Quei due chiarori formavano all'orizzonte, uno di fronte all'altro, due sottili strisce di luce pallida tra il mare cupo e il cielo tenebroso.
Su quelle due luminosità si disegnavano, diritte e immobili, nere sagome.
A ponente, contro il cielo rischiarato dalla luna, spiccavano tre alte rocce, ritte come celtici "menhir".
A levante, sul pallido orizzonte del mattino, si drizzavano otto vele disposte in ordine e spaziate fra loro in modo temibile.
Le tre rocce erano uno scoglio; le otto vele erano una squadra.
Avevano a tergo i Minquiers, una roccia di pessima reputazione, e di fronte la squadra francese. A ovest l'abisso, a est la carneficina; erano tra un naufragio e una battaglia.
Per far fronte allo scoglio, la corvetta disponeva di uno scafo forato, di una attrezzatura sgangherata, di un'alberatura scossa alla radice; per fronteggiare la battaglia disponeva di un'artiglieria di cui ventun pezzi su trenta erano smontati, e i migliori cannonieri della quale erano morti.
L'alba trapelava appena appena; avevano ancora davanti un po' di notte. Quella notte poteva anzi durare ancora abbastanza a lungo, essendo prodotta specialmente dalle nubi, che erano alte, dense e profonde, e avevano il solido aspetto di una volta.
Il vento, che aveva finito con lo spazzar via le nebbie più basse, spingeva la corvetta sui Minquiers.
Eccessivamente stanca e malconcia com'era, la nave non obbediva quasi più al timone; rullava più che non navigasse, e, schiaffeggiata dall'onda, non le resisteva affatto.
I Minquiers, tragico scoglio, erano allora ancora più aspri d'oggigiorno. Parecchie torri di quella cittadella dell'abisso sono state spianate dall'incessante sbriciolamento provocato dal mare; la configurazione degli scogli si modifica; non per nulla le onde si chiamano "lame" in francese; ogni marea è un colpo di sega.
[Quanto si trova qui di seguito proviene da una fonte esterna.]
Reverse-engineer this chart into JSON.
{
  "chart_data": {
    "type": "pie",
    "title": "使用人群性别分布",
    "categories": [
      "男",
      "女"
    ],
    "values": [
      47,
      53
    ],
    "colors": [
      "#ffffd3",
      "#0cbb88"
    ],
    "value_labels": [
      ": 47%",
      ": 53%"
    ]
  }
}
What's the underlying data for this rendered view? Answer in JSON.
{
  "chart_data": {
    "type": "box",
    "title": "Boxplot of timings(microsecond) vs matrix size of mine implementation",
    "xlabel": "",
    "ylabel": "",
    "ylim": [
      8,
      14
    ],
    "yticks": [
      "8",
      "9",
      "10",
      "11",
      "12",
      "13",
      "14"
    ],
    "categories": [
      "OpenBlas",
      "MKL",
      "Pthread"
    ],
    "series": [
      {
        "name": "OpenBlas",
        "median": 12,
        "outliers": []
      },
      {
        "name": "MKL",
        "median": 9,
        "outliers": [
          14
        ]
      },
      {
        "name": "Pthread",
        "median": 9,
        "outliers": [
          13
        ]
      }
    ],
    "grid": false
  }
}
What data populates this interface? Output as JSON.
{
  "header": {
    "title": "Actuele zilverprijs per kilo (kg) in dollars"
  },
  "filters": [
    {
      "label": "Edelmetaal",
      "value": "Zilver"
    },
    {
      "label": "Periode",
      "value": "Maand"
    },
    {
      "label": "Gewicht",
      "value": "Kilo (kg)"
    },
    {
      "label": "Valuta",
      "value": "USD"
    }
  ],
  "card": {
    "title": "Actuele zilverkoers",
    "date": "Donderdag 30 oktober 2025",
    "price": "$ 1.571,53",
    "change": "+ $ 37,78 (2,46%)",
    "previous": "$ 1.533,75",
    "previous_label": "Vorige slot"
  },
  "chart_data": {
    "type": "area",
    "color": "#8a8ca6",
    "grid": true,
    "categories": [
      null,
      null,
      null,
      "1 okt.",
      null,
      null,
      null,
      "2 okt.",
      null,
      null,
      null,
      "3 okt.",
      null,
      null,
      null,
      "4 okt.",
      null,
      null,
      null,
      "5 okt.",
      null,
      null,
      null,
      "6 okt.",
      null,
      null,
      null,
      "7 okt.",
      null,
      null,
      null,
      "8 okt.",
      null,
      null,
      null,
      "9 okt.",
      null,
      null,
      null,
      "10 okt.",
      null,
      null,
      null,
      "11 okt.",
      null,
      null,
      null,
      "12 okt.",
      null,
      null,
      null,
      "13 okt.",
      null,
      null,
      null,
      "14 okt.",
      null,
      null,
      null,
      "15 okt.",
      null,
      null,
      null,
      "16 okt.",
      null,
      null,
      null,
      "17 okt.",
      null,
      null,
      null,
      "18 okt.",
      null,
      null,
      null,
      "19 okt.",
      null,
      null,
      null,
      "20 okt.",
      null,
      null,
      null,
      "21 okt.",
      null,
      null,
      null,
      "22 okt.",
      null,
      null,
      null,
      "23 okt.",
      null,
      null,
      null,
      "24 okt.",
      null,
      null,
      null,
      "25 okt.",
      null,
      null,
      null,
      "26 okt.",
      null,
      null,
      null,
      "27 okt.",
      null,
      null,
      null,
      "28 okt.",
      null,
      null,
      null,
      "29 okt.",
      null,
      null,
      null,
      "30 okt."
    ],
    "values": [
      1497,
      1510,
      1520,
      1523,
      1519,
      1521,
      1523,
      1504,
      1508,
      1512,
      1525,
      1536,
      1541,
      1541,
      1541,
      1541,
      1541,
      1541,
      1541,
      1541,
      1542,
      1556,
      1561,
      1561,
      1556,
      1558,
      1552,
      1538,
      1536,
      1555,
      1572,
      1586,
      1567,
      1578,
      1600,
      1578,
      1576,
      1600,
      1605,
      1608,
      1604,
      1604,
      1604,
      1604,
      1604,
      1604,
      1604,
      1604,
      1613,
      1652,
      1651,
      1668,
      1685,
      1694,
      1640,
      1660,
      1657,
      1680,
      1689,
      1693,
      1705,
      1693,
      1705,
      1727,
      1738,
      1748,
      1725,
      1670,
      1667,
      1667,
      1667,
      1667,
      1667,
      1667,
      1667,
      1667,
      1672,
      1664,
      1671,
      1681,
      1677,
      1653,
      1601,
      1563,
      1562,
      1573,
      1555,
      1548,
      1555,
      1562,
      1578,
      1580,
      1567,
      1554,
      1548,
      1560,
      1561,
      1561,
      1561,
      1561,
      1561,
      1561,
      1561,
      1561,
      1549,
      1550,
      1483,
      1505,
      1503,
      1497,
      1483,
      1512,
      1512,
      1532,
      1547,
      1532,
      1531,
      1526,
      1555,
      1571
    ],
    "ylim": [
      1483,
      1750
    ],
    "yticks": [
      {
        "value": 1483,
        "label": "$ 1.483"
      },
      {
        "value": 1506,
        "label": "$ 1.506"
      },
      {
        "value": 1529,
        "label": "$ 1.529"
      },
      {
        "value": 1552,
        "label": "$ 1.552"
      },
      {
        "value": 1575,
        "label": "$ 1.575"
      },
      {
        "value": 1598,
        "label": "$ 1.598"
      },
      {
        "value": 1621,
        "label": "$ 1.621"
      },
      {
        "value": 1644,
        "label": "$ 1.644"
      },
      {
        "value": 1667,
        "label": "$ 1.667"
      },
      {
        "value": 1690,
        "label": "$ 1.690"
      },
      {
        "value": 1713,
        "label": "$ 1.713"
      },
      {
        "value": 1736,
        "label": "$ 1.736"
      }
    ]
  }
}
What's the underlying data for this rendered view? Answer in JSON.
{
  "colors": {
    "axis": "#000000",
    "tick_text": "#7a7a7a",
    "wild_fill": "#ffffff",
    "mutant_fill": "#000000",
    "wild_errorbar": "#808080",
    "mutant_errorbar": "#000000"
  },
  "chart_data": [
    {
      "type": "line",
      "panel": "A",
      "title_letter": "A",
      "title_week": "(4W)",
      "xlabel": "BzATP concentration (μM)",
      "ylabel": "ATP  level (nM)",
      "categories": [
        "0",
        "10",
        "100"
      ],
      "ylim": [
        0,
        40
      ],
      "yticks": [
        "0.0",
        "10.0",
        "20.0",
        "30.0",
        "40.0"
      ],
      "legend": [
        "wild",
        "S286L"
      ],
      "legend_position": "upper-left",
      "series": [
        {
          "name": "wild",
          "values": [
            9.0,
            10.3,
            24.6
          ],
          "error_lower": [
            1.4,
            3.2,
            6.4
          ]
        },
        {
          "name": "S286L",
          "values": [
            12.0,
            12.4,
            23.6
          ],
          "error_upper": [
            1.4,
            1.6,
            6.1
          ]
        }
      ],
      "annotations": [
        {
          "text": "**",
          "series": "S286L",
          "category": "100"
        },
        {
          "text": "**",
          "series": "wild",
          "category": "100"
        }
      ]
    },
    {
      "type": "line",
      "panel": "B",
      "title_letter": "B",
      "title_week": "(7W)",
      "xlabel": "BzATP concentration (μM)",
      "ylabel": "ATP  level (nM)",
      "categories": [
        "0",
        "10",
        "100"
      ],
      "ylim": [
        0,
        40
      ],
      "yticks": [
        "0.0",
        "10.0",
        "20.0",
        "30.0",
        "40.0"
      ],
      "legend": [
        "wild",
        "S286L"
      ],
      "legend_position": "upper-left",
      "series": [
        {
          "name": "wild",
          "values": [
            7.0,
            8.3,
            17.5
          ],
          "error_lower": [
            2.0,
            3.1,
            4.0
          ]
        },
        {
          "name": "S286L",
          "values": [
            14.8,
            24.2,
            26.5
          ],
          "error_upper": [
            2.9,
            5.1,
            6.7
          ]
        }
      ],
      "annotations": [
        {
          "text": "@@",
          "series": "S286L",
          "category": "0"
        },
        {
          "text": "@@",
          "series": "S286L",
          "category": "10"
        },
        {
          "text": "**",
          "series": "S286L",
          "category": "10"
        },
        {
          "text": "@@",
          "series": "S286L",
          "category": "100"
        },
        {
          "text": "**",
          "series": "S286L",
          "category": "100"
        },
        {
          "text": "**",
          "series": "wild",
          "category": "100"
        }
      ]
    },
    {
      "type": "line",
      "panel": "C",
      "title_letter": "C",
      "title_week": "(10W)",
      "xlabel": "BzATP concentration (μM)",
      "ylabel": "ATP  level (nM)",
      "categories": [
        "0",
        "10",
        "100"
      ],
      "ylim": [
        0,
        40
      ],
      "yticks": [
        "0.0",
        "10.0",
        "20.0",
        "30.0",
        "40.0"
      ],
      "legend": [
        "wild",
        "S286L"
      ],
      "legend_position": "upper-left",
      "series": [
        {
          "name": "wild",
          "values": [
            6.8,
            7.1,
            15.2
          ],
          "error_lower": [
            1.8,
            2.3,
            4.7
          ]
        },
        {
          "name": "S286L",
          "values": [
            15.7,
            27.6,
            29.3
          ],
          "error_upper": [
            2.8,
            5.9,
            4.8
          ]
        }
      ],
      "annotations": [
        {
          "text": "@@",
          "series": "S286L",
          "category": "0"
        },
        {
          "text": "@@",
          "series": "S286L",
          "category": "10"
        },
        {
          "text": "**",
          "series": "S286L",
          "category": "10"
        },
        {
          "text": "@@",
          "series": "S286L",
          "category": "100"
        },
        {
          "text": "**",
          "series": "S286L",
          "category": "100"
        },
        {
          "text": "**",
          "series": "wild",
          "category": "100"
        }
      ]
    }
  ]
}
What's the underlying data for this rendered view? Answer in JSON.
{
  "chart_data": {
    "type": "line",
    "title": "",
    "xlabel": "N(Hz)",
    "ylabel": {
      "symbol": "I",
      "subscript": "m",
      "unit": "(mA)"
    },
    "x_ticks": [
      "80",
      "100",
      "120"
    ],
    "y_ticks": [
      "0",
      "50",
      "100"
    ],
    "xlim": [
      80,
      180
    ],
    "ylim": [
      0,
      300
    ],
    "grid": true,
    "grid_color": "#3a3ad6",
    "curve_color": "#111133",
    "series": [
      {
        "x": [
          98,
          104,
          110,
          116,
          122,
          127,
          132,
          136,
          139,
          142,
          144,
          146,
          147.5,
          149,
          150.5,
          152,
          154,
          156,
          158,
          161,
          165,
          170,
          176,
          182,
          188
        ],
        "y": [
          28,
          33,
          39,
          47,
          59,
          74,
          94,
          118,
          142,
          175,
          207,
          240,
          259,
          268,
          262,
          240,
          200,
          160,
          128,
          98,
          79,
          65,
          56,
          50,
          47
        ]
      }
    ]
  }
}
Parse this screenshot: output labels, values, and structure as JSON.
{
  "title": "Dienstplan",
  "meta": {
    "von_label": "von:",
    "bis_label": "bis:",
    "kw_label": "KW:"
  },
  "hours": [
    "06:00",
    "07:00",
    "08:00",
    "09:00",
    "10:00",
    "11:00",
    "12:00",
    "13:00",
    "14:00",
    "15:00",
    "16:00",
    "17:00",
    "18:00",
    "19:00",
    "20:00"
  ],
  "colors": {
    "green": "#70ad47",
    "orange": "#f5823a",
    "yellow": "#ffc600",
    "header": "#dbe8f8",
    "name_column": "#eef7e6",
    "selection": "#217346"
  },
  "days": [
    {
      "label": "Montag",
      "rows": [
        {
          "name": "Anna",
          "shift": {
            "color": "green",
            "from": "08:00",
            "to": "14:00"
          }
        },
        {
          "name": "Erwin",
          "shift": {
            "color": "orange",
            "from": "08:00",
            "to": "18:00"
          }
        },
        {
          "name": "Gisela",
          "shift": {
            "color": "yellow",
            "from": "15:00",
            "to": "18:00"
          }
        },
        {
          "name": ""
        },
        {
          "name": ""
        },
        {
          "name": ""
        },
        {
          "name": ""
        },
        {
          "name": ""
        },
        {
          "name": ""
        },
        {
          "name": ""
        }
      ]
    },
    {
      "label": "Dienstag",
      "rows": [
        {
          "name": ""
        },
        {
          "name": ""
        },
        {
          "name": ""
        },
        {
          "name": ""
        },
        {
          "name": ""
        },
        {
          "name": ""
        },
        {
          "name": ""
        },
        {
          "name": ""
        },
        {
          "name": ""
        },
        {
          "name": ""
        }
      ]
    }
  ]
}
Toccare i Minquiers, a quel tempo, significava perire.
Quanto alla squadra, era quella di Cancale, divenuta poi celebre sotto il comando di quel capitano Duchesne, che Lequinio chiamava "padre Duchène".
La congiuntura era critica. Senza saperlo, la corvetta, durante lo scatenamento della carronata, aveva dirottato, procedendo piuttosto verso Granville che verso Saint-Malo. Quand'anche le fosse stato possibile navigare e spiegar vele, i Minquiers le sbarravano il ritorno verso Jersey e la squadra le impediva di giungere in Francia.
Niente tempesta, del resto; ma, come aveva detto il pilota, l'onda non mancava. Agitandosi su un fondo irto di scogli sotto un vento impetuoso, il mare era selvaggio.
Il mare non dice mai subito che cosa voglia. C'è di tutto nella voragine, anche un po' di cavillo. Si potrebbe quasi dire che il mare segua una procedura; avanza e indietreggia, propone e si disdice, abbozza una burrasca e vi rinuncia, promette l'abisso e non lo mantiene, minaccia il nord e colpisce il sud. La "Claymore" aveva avuto nebbia e temuto la tormenta tutta la notte; ora il mare si era smentito; ma in modo feroce: aveva abbozzato la tempesta e dato corpo allo scoglio. Era sempre, sotto un'altra forma, il naufragio.
Alla rovina sui frangenti, si aggiungeva poi lo sterminio in combattimento. Un nemico completava l'altro.
Di qui il naufragio, di là la battaglia! - esclamò in una coraggiosa risata La Vieuville; - abbiamo cinquina d'ambo i lati.